The strategy is part of the greater Cybersecurity National Action Plan (CNAP), a plan proposed by President Obama that takes near-term actions and puts in place a long-term strategy to increase cybersecurity awareness and protections, protect privacy, maintain public safety as well as economic and national security and empower Americans to have more control of their digital security (www.whitehouse.gov).
When we think about how much of our personal information is stored online (e-mail, bank information, online stores, bill payment information, etc.), it’s important to remember that going paperless gives experienced hackers more ease of access to our digitized information especially when operating on unprotected networks or repeatedly using weak or multiple identical passwords. The infographic below explains how hackers think and what little regard they can have when it comes to stealing digital information.
After the 2015 breach of information from the Office of Personnel Management’s (OPM) system wherein the information of 21.5 million United States national security professionals and their families’ information was exposed, the Department of Homeland Security devised a civilian agency cybersecurity strategy as a part of the Cybersecurity National Action Plan. The agency’s utilization of the abovementioned authorized hacking comes as federal government agencies are taking stock of information technology tools and databases that would ultimately send the government into disarray if these tools and databases become compromised (www.nextgov.com).

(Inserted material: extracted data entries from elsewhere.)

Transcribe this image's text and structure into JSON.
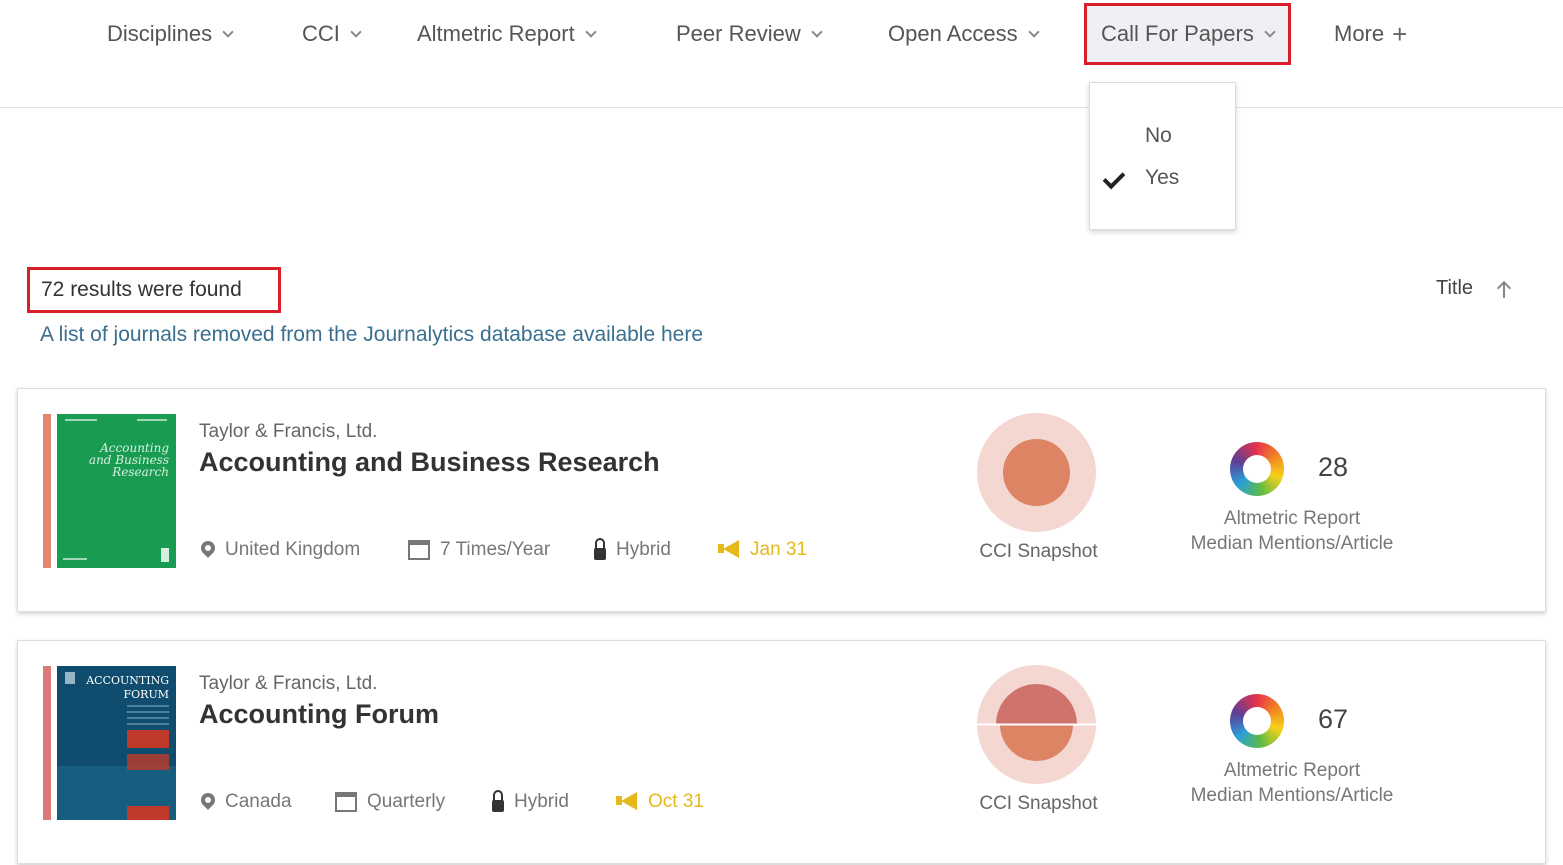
{
  "nav": {
    "items": [
      {
        "label": "Disciplines",
        "suffix": "chevron"
      },
      {
        "label": "CCI",
        "suffix": "chevron"
      },
      {
        "label": "Altmetric Report",
        "suffix": "chevron"
      },
      {
        "label": "Peer Review",
        "suffix": "chevron"
      },
      {
        "label": "Open Access",
        "suffix": "chevron"
      },
      {
        "label": "Call For Papers",
        "suffix": "chevron",
        "active": true
      },
      {
        "label": "More",
        "suffix": "plus"
      }
    ],
    "dropdown": {
      "options": [
        {
          "label": "No",
          "selected": false
        },
        {
          "label": "Yes",
          "selected": true
        }
      ]
    }
  },
  "results": {
    "count_text": "72 results were found",
    "removed_link": "A list of journals removed from the Journalytics database available here",
    "sort_label": "Title"
  },
  "journals": [
    {
      "publisher": "Taylor & Francis, Ltd.",
      "title": "Accounting and Business Research",
      "country": "United Kingdom",
      "frequency": "7 Times/Year",
      "access": "Hybrid",
      "cfp_date": "Jan 31",
      "cci_label": "CCI Snapshot",
      "altmetric_value": "28",
      "altmetric_label_1": "Altmetric Report",
      "altmetric_label_2": "Median Mentions/Article",
      "stripe_color": "#e2876d",
      "cover_color": "#1a9b52",
      "cover_text": "Accounting and Business Research"
    },
    {
      "publisher": "Taylor & Francis, Ltd.",
      "title": "Accounting Forum",
      "country": "Canada",
      "frequency": "Quarterly",
      "access": "Hybrid",
      "cfp_date": "Oct 31",
      "cci_label": "CCI Snapshot",
      "altmetric_value": "67",
      "altmetric_label_1": "Altmetric Report",
      "altmetric_label_2": "Median Mentions/Article",
      "stripe_color": "#db7a78",
      "cover_color": "#0f4c6e",
      "cover_text": "ACCOUNTING FORUM"
    }
  ],
  "colors": {
    "highlight": "#d9202a",
    "link": "#3a6f8f",
    "cfp": "#e5b91a",
    "cci_ring": "#f4d7d0",
    "cci_core": "#dc8463"
  }
}
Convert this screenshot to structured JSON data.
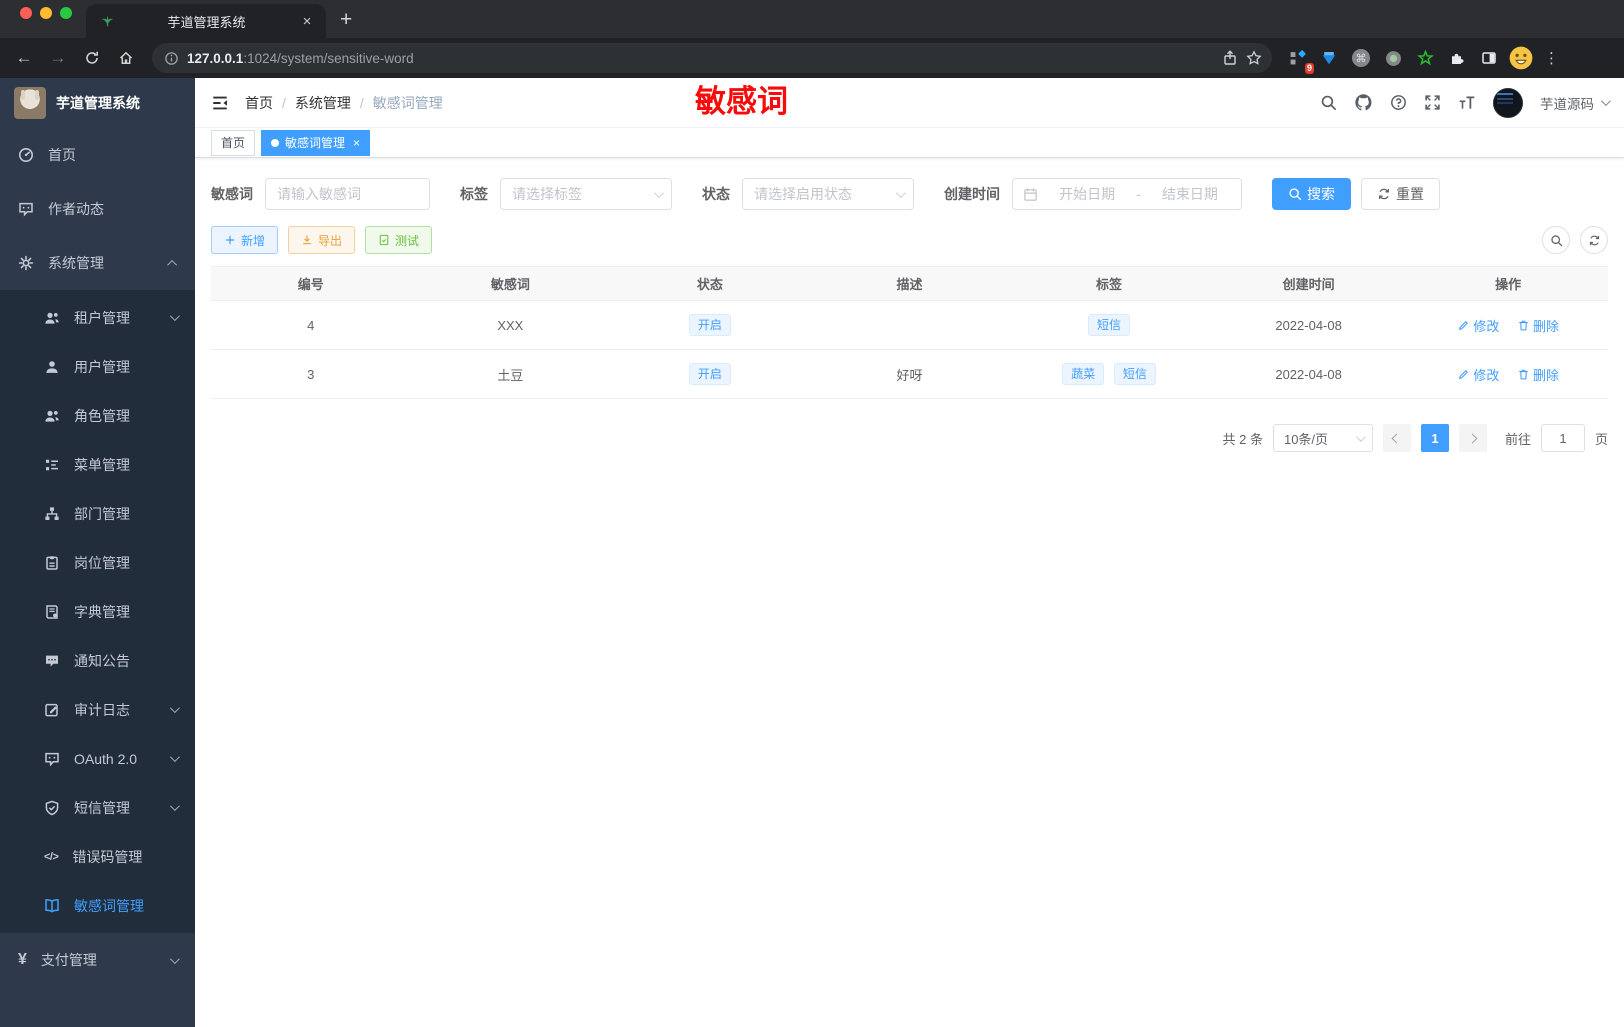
{
  "browser": {
    "tab_title": "芋道管理系统",
    "url_host": "127.0.0.1",
    "url_rest": ":1024/system/sensitive-word",
    "extension_badge": "9",
    "icons": {
      "new_tab": "+",
      "close_tab": "×",
      "back": "←",
      "forward": "→",
      "kebab": "⋮",
      "command": "⌘"
    }
  },
  "sidebar": {
    "logo_title": "芋道管理系统",
    "items": [
      {
        "label": "首页"
      },
      {
        "label": "作者动态"
      },
      {
        "label": "系统管理"
      },
      {
        "label": "租户管理"
      },
      {
        "label": "用户管理"
      },
      {
        "label": "角色管理"
      },
      {
        "label": "菜单管理"
      },
      {
        "label": "部门管理"
      },
      {
        "label": "岗位管理"
      },
      {
        "label": "字典管理"
      },
      {
        "label": "通知公告"
      },
      {
        "label": "审计日志"
      },
      {
        "label": "OAuth 2.0"
      },
      {
        "label": "短信管理"
      },
      {
        "label": "错误码管理"
      },
      {
        "label": "敏感词管理"
      },
      {
        "label": "支付管理"
      }
    ],
    "yen_glyph": "¥",
    "code_glyph": "</>"
  },
  "header": {
    "breadcrumb": [
      "首页",
      "系统管理",
      "敏感词管理"
    ],
    "separator": "/",
    "annotation": "敏感词",
    "username": "芋道源码"
  },
  "tabsbar": {
    "tabs": [
      {
        "label": "首页",
        "active": false
      },
      {
        "label": "敏感词管理",
        "active": true
      }
    ],
    "close_glyph": "×"
  },
  "filters": {
    "keyword_label": "敏感词",
    "keyword_placeholder": "请输入敏感词",
    "tag_label": "标签",
    "tag_placeholder": "请选择标签",
    "status_label": "状态",
    "status_placeholder": "请选择启用状态",
    "date_label": "创建时间",
    "date_start_placeholder": "开始日期",
    "date_separator": "-",
    "date_end_placeholder": "结束日期",
    "search_label": "搜索",
    "reset_label": "重置"
  },
  "toolbar": {
    "add_label": "新增",
    "export_label": "导出",
    "test_label": "测试"
  },
  "table": {
    "columns": [
      "编号",
      "敏感词",
      "状态",
      "描述",
      "标签",
      "创建时间",
      "操作"
    ],
    "rows": [
      {
        "id": "4",
        "word": "XXX",
        "status": "开启",
        "description": "",
        "tags": [
          "短信"
        ],
        "created": "2022-04-08",
        "edit": "修改",
        "delete": "删除"
      },
      {
        "id": "3",
        "word": "土豆",
        "status": "开启",
        "description": "好呀",
        "tags": [
          "蔬菜",
          "短信"
        ],
        "created": "2022-04-08",
        "edit": "修改",
        "delete": "删除"
      }
    ]
  },
  "pagination": {
    "total": "共 2 条",
    "page_size": "10条/页",
    "current_page": "1",
    "goto_label": "前往",
    "goto_value": "1",
    "page_label": "页"
  },
  "colors": {
    "accent": "#409eff",
    "annotation_red": "#f70b0b",
    "warning": "#e6a23c",
    "success": "#67c23a",
    "sidebar_bg": "#2e3a4c",
    "submenu_bg": "#222d3c"
  }
}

Although this is not President Obama’s first endeavor to protect the United States against cybercrime, the plan does symbolize Obama’s last effort to ensure progress in an ongoing effort to strengthen the nation’s online security. Since 2010, $73 billion has been spent to protect the nation against organized cybercrime, but the President’s most recent plan will request an additional $19 billion in funding to support cybersecurity activities, which include a commission on enhancing national cybersecurity, public service campaigns, and funds for replacing antiquated, unsecure government information technology.
Just ten years ago, the idea of spending billions on the nations’ digital safety would have been unthinkable, but in 2016 and beyond, the concept of creating multibillion-dollar information technology systems and security is all too real. According to nextgov.com, designing new and more secure systems is an imperative as the latest high-profile hack of a Justice Department computer system leaked the contact information of 9,000 Department of Homeland Security personnel as well as 20,000 Federal Bureau of Investigation employees. With that being said, there is still much work to be done as adversaries of the United States are quickly learning that it may be easier to attack the nations’ cyber networks in both the public and private sector than it is to attack tangible areas.

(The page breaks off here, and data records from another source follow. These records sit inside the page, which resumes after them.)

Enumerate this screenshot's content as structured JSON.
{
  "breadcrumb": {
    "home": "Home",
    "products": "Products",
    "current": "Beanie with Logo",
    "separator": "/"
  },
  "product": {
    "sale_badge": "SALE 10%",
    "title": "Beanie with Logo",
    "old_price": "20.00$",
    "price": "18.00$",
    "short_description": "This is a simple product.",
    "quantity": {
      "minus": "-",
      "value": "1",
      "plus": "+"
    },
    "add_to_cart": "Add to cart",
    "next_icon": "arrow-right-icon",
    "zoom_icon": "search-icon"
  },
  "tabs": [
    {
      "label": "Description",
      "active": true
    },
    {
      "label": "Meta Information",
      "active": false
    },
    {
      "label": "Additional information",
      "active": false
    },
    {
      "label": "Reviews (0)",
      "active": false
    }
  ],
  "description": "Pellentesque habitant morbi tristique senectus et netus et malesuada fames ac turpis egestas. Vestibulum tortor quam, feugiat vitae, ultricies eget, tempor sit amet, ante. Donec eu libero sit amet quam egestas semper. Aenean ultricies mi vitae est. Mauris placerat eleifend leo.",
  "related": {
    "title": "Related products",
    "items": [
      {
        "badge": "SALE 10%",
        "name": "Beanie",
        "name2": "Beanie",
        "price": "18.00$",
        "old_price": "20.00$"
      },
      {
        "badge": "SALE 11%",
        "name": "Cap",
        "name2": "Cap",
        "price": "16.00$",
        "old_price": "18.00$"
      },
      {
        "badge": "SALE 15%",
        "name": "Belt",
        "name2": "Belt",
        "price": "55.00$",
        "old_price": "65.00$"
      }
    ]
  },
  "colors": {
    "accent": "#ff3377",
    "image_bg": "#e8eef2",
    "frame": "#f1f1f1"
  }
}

As the President stated on Tuesday, 9 February 2016, “More and more, keeping America safe is not just a matter of more tanks, more aircraft carriers; not just a matter of bolstering our security on the ground. “It also requires us to bolster our security online” (www.nextgov.com). Obama’s plan allows the Federal Government to acquire new information now and lays forward the conditions necessary for long-term progression in the government’s approach to protecting the cybersecurity of the Federal Government, the private sector, and in personal lives (Fact Sheet: Cybersecurity National Action Plan). Thus, President Obama’s cybersecurity plan is designed not only to protect the government and individual citizens, but to also protect the companies that store vast amounts of sensitive data belonging to the general American public.